In St. Petersburg, there will be more focus on redevelopment plans for the 85 acres surrounding Tropicana Field. The city has hired an architect to draft a master plan for the site with and without a baseball stadium. Possible amenities include parks, a pedestrian promenade and a convention center surrounded by businesses, retail, entertainment and residential units, with an emphasis on affordable housing.

USF consolidation

By this spring, the details will be worked out for the consolidation of the University of South Florida's main campus in Tampa with campuses in St. Petersburg and Sarasota. A task force is expected to issue its recommendations by mid-February, and the USF Board of Trustees is expected to approve the consolidation plan by mid-March. The idea is to create one seamless, preeminent university. But the final proposal should be an improvement over a consultant's initial plan, which failed to give USFSP enough improvements to offset the loss of its now-independent colleges of business, education and arts and sciences.


The three-county regional utility, Tampa Bay Water, is expected to reconsider a plan in February by the city of Tampa to convert highly treated wastewater into a regional source for drinking water. The project could enable Tampa to meet its long-term water needs, provide a drought-resistant water resource for Pinellas and Pasco counties and help remove thousands of pounds of pollutants from the wastewater that Tampa releases into the bay. The plan could save the region tens of millions of dollars in avoided costs for new water supply projects - but it will take a fair hearing to move the project forward in February.

On the state level, incoming Gov. Ron DeSantis has signaled he will take a stronger stand on clean water than outgoing Gov. Rick Scott, from opposing oil drilling off the coasts to more aggressively addressing red tide outbreaks and the need for a South Florida reservoir.
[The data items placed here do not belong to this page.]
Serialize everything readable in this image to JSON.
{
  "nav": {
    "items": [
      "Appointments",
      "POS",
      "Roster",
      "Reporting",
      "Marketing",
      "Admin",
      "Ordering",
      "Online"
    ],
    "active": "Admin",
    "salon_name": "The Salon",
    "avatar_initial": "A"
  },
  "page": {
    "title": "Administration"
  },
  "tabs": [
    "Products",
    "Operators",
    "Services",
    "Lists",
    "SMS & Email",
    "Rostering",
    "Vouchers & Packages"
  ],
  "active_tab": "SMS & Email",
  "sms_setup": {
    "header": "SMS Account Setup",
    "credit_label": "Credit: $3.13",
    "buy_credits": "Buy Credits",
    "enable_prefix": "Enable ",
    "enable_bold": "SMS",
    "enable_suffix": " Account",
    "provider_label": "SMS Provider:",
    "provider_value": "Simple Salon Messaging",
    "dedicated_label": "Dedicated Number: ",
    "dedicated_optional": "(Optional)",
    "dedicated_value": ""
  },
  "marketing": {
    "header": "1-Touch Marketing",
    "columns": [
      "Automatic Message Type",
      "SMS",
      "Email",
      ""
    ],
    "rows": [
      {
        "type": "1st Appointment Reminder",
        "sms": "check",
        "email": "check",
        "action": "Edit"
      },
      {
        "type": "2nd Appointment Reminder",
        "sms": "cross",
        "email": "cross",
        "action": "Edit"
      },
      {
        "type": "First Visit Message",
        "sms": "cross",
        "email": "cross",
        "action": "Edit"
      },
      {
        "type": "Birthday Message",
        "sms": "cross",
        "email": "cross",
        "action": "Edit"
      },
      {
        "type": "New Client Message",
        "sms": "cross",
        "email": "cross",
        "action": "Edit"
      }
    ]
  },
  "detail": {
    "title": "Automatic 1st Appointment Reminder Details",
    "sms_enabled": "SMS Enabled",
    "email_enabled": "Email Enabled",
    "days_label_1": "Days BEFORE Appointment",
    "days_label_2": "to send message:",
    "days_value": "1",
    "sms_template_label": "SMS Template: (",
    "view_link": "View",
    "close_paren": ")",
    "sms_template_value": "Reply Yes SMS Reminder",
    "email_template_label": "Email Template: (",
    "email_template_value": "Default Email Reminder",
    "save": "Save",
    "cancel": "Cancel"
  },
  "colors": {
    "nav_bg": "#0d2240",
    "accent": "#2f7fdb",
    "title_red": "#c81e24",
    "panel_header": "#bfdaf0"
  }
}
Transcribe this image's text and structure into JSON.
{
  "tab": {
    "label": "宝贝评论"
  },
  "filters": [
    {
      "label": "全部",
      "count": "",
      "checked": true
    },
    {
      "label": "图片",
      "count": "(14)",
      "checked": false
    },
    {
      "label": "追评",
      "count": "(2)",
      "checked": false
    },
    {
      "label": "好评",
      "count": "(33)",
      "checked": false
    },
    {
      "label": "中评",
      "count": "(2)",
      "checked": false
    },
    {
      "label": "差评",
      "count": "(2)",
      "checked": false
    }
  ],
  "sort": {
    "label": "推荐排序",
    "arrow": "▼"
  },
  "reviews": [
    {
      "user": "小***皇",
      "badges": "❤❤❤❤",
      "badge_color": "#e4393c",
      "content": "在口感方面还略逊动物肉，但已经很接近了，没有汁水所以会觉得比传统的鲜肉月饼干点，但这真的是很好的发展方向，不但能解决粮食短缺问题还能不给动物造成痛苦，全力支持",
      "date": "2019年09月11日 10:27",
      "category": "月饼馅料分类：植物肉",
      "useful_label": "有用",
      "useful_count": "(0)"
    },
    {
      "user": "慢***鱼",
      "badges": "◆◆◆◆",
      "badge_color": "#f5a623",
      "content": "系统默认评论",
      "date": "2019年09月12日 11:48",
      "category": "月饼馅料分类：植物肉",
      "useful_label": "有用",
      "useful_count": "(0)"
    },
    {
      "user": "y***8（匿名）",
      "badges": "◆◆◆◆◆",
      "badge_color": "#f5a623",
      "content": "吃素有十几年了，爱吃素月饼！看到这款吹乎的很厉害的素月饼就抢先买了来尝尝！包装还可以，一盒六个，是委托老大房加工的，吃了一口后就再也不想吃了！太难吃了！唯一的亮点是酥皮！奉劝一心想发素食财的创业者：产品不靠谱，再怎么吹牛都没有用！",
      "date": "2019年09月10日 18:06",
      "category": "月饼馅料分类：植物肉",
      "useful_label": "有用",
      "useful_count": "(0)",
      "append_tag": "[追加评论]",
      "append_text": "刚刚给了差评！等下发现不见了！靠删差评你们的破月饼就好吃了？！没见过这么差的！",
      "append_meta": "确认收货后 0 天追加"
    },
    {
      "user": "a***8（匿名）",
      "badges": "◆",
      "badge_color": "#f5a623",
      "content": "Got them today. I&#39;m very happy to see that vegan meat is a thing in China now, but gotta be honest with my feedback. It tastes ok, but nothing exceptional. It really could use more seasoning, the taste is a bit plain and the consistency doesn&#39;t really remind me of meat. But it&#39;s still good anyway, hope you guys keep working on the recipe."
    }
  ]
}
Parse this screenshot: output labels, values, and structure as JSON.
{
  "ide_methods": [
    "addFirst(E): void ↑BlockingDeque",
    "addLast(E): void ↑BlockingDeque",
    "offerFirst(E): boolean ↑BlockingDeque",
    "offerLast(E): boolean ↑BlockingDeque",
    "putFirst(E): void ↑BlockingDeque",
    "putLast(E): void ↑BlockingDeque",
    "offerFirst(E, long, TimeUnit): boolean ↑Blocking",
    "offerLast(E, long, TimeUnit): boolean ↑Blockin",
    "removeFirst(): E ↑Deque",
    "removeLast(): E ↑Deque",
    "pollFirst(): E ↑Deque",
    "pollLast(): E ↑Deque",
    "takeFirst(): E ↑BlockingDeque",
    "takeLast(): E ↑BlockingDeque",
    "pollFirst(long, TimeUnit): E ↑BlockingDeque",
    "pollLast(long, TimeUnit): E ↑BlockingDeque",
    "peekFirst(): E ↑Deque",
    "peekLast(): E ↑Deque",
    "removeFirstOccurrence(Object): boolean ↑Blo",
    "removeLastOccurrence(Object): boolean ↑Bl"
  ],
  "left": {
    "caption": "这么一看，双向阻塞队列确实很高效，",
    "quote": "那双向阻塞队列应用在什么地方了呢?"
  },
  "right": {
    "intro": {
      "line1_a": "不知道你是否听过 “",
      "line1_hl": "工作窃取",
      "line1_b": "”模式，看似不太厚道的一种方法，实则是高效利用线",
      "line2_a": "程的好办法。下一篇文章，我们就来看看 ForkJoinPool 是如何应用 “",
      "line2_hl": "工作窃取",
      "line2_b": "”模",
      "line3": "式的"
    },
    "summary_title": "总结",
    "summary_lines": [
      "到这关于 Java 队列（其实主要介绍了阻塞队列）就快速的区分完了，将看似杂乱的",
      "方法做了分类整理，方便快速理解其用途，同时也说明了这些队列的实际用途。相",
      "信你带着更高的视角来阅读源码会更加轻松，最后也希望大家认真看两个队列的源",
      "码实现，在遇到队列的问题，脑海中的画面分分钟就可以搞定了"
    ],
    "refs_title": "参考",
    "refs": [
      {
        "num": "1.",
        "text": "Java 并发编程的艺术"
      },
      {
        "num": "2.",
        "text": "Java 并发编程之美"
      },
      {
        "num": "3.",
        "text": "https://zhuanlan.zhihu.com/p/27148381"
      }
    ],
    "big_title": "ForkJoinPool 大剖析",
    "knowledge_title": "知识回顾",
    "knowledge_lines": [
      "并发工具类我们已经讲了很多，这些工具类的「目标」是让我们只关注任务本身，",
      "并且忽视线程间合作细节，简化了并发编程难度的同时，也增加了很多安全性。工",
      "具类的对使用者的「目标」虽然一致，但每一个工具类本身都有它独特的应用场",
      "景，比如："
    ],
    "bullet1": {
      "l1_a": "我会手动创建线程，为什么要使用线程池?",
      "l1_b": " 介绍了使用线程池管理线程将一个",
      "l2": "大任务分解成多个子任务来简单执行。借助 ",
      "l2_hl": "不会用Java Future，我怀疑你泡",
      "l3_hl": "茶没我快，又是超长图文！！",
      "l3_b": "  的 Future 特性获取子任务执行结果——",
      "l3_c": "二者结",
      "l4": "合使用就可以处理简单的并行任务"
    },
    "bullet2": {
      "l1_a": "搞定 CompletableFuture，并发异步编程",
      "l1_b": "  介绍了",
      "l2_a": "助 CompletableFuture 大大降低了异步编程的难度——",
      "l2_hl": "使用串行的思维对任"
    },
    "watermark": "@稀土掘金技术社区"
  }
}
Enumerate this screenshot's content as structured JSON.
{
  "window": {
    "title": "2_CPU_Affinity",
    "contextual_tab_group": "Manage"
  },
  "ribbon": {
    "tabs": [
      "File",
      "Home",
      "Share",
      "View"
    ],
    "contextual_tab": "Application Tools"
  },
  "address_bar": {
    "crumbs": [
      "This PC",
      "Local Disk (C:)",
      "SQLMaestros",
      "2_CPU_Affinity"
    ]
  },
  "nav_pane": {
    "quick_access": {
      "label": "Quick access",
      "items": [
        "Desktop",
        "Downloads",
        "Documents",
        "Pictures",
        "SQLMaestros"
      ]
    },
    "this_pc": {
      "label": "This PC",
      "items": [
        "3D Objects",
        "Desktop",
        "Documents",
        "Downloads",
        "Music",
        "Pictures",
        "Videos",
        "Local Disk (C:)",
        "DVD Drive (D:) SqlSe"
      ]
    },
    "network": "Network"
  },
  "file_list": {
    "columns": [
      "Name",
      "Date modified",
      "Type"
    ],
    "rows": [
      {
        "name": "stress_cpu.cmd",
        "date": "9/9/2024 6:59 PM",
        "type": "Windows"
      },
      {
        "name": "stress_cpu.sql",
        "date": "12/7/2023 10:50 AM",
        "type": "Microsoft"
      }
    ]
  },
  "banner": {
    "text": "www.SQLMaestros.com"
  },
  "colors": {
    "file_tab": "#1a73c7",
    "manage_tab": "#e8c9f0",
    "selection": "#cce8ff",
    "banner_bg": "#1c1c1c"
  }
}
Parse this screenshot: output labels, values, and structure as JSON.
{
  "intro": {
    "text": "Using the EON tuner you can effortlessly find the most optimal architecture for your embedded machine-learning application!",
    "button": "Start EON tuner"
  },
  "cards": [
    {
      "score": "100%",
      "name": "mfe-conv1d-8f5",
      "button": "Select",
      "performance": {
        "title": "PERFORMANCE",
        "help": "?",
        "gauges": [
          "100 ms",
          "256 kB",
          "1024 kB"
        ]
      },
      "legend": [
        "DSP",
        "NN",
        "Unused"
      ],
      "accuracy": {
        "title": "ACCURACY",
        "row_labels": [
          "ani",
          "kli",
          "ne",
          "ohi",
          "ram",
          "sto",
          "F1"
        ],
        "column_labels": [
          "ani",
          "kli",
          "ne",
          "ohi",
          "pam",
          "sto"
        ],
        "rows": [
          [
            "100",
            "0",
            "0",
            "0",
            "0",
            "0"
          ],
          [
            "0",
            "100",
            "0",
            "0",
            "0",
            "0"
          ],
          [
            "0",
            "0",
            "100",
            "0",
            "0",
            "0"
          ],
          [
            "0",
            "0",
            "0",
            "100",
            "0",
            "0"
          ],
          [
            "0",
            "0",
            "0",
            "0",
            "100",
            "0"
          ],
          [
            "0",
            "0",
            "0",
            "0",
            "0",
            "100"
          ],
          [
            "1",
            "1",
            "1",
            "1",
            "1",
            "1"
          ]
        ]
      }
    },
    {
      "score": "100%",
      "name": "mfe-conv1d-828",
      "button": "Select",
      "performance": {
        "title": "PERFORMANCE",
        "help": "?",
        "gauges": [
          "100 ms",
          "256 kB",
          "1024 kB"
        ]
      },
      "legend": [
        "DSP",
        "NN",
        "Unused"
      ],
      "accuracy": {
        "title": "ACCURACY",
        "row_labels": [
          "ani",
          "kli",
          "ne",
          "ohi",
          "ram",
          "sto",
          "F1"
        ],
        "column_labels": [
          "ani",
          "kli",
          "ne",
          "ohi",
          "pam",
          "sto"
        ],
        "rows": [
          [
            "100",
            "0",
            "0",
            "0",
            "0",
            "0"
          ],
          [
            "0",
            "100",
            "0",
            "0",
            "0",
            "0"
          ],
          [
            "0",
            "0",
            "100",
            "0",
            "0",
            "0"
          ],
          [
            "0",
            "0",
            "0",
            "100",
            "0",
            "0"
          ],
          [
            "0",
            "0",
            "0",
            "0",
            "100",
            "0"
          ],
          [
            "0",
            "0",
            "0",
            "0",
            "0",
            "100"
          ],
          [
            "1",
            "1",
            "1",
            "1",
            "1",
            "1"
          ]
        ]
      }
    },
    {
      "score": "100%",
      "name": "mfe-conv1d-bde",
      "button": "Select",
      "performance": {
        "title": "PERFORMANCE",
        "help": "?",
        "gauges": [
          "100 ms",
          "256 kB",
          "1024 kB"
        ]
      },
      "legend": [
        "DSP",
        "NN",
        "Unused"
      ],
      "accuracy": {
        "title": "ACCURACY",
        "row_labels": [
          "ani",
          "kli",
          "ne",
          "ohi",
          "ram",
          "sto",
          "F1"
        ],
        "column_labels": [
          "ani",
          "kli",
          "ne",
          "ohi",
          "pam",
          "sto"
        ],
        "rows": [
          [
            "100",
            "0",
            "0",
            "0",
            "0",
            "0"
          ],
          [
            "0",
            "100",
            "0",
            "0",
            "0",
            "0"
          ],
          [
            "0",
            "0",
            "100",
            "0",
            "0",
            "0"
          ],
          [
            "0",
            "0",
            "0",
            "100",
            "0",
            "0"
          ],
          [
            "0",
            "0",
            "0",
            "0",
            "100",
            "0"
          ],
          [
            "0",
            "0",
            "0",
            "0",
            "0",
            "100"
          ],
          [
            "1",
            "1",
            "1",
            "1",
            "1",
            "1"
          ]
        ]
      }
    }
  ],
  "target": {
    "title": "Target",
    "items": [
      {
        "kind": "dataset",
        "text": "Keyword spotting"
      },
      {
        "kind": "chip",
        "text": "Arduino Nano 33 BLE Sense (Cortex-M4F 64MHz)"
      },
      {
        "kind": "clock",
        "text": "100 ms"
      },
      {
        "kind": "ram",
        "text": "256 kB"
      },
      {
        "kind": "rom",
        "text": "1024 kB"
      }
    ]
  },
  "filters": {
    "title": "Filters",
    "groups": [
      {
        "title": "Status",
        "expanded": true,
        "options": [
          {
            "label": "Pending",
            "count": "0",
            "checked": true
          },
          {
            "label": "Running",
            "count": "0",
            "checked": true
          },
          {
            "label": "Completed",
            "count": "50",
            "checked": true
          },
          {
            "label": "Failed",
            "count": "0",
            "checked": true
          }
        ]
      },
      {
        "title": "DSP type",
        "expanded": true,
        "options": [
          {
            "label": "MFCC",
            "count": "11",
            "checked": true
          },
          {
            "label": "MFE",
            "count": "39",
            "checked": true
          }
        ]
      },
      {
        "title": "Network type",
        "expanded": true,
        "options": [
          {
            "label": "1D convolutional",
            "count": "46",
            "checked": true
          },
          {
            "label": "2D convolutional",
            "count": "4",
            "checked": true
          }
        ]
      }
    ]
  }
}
This could be an issue ripe for bipartisan cooperation.


Hillsborough County will begin to see the first improvements in 2019 from the transportation tax that county voters approved in November. More buses, expanded routes and road improvements are on the way - the first steps in a 30-year plan to modernize the county's transportation grid. At the same time, a partnership between intercity passenger operator Brightline and the Virgin Group is moving to establish rail service between Tampa and Orlando, which ultimately would connect commuters from the bay area to South Florida. Regional leaders are also exploring a bus rapid-transit line connecting St. Petersburg, Tampa and Wesley Chapel.

In St. Petersburg, a $41 million bus rapid transit project should move forward to connect downtown and the beaches. With state and local money secured, Tampa Bay's first BRT system still needs about $20 million in federal funds released before it can begin operating in late 2020 or early 2021.

These major developments promise to transform commuting across the region.